The FY06 budget plan leaked by the Pentagon trims $5B from missile defense over six years as part of the president's pledge to cut the $500B budget deficit in half. Meanwhile, the White House is said to be preparing a $100B emergency spending bill to pay for the war in Iraq. $5B won't make a dent in this deficit, so why take it out of the president's vaunted missile defense? Maybe the idea is to save it by eliminating testing. Tests are embarrassing anyway (WN 17 Dec 04) . And who needs them? The only hope of missile defense is to sow doubt in the mind of a would-be attacker. Testing would remove the uncertainty.
2. MEDIUM DONE: IF ONLY THE HURRICANE HADN'T WASHED THE BODY AWAY.
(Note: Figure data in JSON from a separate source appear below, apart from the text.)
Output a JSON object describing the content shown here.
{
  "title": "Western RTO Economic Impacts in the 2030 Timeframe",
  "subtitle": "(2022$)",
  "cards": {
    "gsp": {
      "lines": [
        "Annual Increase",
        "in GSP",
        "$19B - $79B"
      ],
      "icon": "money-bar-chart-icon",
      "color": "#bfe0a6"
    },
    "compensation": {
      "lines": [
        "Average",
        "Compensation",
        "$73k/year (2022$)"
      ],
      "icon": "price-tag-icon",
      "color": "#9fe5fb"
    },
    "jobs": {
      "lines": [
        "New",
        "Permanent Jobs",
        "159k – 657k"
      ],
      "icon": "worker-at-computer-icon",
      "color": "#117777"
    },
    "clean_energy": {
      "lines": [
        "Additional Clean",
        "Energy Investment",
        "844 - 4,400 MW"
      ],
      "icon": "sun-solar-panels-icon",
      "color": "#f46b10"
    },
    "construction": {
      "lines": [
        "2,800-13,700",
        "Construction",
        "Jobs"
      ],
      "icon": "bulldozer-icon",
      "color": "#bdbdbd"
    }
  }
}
At WN we're still trying to figure out why superstitious nonsense persists in an age of science. Last night we sought clues in the NBC prime-time program Medium, based on the exploits of "Research Medium and Criminal Profiler" Allison Dubois. She solves murders by chatting with dead victims. In this episode, she takes a Texas Ranger to a spot in the middle of a field where a boy is buried. Before they can get back with a search warrant to dig him up, a hurricane hits Texas and he washed away. Sigh. Some silly programs are fun; Spiderman's super powers come from being bitten by a radioactive spider. But there's a huge difference -- Medium takes itself seriously. There really is an Allison Dubois who thinks she's a medium, and she's an NBC consultant; NBC should be ashamed. The James Randi million-dollar prize for proof of the supernatural was pointed out to Dubois. "He'll never give the money to anyone," she sensed. Amazing! So we are offering the WN Challenge. She sensed where the boy was buried; if she can sense where his body floated to, she gets WN free for life, and beyond.
3. ADJUSTMENTS: FLORIDA STATE FACULTY OPPOSE CHIROPRACTIC SCHOOL.
There is a faculty revolt brewing at FSU. Both of FSU's two Nobel laureates, Bob Schreiffer in physics and chemist Harold Kroto are opposed, fearing the impact on FSU's academic reputation. A map of the campus parodies the planned chiropractic school with a Bigfoot Institute, Astrology School and Crop Circle simulation Laboratory. The Legislature has appropriated $9M annually for the school. Chiropractic was founded in Davenport, Iowa by Daniel Palmer. It actually began as Palmer's School of Magnetic Cure, but Palmer discovered, as Mesmer had discovered in Paris, that it worked just as well if you left the magnets out, and the name was changed to Palmer's School of Chiropractic.